在产甲烷的大鼠组中观察到所有研究的碳水化合物的意外效果。给予任何一种三种研究的碳水化合物后,仅伴随着甲烷产量的增加。在人类研究中也展示了类似的结果[21, 23]。肠道微生物群产生的氢气可以被几种氢营养体消耗,如产甲烷的古菌、产生硫化氢的硫酸还原细菌和产醋菌[57]。不同种类的产甲烷古菌利用氢气与二氧化碳、甲醇或三甲胺(TMA)合成甲烷[10, 58]。由于合成甲烷需要氢气的存在,因此不能说产甲烷的人类或动物不产生氢气。我们假设,导致仅产生甲烷的碳水化合物负荷实验的结果可以通过存在高活性的氢营养体(本例中为甲烷菌)来解释,它们消耗了任何可用的氢气。Ruaud等人进行的优雅研究结果为我们的假设提供了强有力的支持,他们能够培养出这样的厌氧菌,如产氢的Christensenella和产甲烷的Methanobrevibacter。在单独培养时,Christensenella细菌产生氢气,而Methanobrevibacter古菌产生甲烷。

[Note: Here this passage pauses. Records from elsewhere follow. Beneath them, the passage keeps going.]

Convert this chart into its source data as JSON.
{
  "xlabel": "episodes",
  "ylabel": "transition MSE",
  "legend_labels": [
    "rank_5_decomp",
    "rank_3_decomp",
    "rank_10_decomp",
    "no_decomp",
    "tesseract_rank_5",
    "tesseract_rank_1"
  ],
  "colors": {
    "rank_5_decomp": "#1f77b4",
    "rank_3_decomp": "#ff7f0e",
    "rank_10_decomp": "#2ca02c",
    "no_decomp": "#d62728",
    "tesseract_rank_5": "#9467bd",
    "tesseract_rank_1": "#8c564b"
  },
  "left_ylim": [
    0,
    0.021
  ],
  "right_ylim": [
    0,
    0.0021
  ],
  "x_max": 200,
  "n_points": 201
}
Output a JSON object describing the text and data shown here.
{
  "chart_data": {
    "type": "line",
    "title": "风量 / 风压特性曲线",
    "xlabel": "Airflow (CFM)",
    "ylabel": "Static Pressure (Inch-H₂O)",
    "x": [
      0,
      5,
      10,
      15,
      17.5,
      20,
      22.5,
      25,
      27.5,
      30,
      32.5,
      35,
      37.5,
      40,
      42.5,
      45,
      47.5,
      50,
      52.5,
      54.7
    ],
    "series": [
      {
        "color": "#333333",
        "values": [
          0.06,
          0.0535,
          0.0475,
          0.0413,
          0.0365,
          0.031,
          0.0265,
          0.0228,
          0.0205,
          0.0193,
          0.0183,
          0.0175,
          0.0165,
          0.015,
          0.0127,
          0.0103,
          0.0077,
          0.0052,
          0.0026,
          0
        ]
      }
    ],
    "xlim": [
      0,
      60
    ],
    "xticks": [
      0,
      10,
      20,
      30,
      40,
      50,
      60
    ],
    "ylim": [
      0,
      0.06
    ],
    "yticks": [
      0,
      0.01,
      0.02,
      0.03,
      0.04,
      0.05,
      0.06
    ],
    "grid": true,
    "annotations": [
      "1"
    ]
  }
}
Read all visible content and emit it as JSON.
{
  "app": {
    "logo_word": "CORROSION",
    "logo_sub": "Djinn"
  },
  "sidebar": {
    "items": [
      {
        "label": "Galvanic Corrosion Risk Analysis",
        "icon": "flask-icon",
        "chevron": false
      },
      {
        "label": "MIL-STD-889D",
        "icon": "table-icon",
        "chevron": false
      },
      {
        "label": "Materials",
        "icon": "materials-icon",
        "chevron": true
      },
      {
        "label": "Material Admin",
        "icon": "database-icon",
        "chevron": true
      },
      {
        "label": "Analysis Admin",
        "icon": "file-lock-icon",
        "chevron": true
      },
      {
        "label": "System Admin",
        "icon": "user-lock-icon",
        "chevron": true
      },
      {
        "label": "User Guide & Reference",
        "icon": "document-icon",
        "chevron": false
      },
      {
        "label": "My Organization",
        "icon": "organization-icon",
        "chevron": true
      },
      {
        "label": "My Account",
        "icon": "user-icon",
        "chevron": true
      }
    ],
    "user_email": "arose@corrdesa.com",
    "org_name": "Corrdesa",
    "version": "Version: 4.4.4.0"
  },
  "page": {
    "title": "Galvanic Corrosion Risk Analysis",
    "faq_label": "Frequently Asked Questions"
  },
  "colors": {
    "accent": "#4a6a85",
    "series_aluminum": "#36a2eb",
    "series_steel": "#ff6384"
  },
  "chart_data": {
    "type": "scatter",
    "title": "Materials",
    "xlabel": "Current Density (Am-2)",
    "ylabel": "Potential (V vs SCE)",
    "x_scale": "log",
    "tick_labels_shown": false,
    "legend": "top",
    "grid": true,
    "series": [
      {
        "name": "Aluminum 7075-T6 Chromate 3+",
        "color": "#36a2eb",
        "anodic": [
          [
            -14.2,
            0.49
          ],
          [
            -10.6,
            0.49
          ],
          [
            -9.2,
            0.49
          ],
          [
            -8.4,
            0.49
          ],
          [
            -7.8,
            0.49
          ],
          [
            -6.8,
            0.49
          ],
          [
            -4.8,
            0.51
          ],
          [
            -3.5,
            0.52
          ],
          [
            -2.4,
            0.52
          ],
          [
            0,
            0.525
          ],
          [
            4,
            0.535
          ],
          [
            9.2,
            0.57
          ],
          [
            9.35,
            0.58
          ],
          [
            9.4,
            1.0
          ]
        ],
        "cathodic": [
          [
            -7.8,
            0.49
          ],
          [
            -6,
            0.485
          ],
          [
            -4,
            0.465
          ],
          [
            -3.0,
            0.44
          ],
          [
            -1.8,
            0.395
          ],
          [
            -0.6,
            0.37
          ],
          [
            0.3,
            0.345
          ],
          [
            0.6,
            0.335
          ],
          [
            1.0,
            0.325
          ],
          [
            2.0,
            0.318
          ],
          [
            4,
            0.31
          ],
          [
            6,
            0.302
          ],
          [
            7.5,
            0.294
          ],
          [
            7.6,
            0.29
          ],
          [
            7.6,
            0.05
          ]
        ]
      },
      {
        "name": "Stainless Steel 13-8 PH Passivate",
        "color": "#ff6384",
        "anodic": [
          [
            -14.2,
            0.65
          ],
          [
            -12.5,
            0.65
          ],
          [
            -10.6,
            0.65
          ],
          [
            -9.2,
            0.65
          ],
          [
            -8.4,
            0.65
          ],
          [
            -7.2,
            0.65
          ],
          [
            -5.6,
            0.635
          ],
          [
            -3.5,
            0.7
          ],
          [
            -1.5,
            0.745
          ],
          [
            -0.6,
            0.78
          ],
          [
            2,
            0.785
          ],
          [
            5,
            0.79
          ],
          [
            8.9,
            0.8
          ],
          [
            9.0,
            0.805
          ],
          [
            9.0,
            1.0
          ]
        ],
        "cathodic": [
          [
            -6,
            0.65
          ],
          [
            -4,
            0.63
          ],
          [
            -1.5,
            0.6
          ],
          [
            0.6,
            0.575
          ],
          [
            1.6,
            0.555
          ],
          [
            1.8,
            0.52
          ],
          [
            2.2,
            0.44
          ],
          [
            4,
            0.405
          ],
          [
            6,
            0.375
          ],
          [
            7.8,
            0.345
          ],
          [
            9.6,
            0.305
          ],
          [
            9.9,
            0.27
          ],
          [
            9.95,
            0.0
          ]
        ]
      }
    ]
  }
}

当两种微生物在同一管中培养时,它们形成了紧密接触,称为团块,Christensenella产生的全部氢气被Methanobrevibacter消耗[41]。氢气产生菌(Bacteroides thetaiotaomicron)和氢营养体(Desulfovibrio vulgaris)产生硫化氢的配对也显示了类似的效果[59]。

为了评估肠道菌群的总体发酵能力,我们认为最佳方式是评估原始的、初级产生的氢气(氢气)总量,这些氢气可能随后通过肺部呼出,被不同的氢营养菌消耗。初级产生的氢气总量可以计算为呼出的氢气(单位为ppm)和呼出的甲烷(单位为ppm)的总和乘以4的系数。这种计算方法在之前的研究[60]中已被采用。我们假设这项研究的结果对于健康饮食建议以及提高机体的抗氧化能力具有重要意义。增加食物纤维的摄入是众所周知的建议,但如果肠道菌群的高产甲烷活性很高,这将是无效的。我们认为饮用富含氢的水将导致氢气在胃肠道上部被吸收,扩散到血液中,并通过门静脉系统到达肝脏,起到抗氧化剂的作用。

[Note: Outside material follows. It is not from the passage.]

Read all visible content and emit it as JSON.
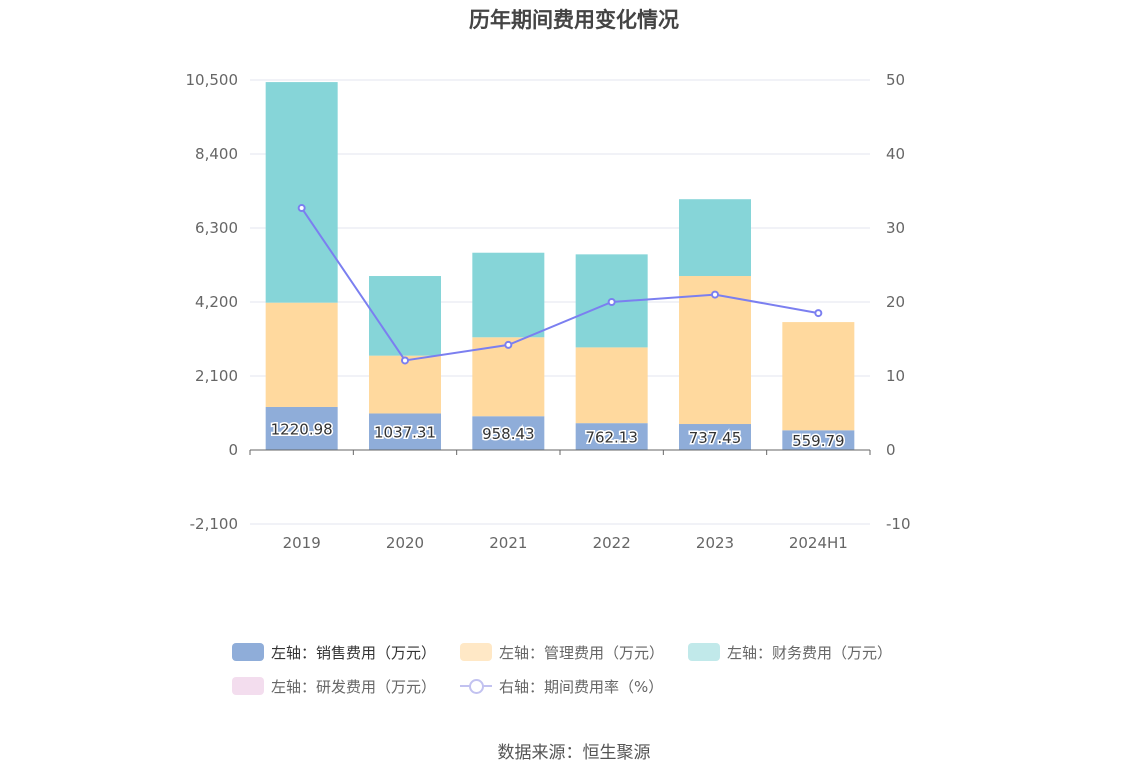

关于菌群发酵活性研究方法的简报。在临床研究中,用于诊断小肠细菌过度生长(SIBO)、吸收不良、不同碳水化合物的耐受性、口盲肠传输时间以及其他一些病状,氢气呼吸测试占主导地位。在大多数关于啮齿类动物(小鼠和大鼠)的实验研究中,动物被放置在密封的玻璃瓶或代谢笼中[25, 61,62,63,64]。

这种方法与人类的呼吸测试不同,因为在密封空间中偶尔排气(放屁)时,高浓度(以%计,而非像呼出空气中的ppm)的肠道气体会产生所研究气体浓度的峰值,从而增加了结果的离散度。在这项工作中,我们使用了一个改良的仅鼻系统结合Allay™约束项圈[26, 27]来简化呼吸测试程序,并仅收集大鼠呼出气中的氢气,这使得该方法接近人类的呼吸测试,并便于将实验结果与临床结果进行比较。

 

结论

不同食物纤维在增加内源性氢气释放方面的有效性取决于菌群中氢气产生菌和甲烷产生菌的丰度比。甲烷产生菌的呈现越高,食物纤维的氢气刺激效果就越低。由于随着年龄的增长,产甲烷菌的比例更高,我们推测对施用的食物纤维的积极反应会更低。我们认为,对于老年人群体来说,饮用富含氢的水或吸入氢气以提高机体的抗氧化保护将更为有效。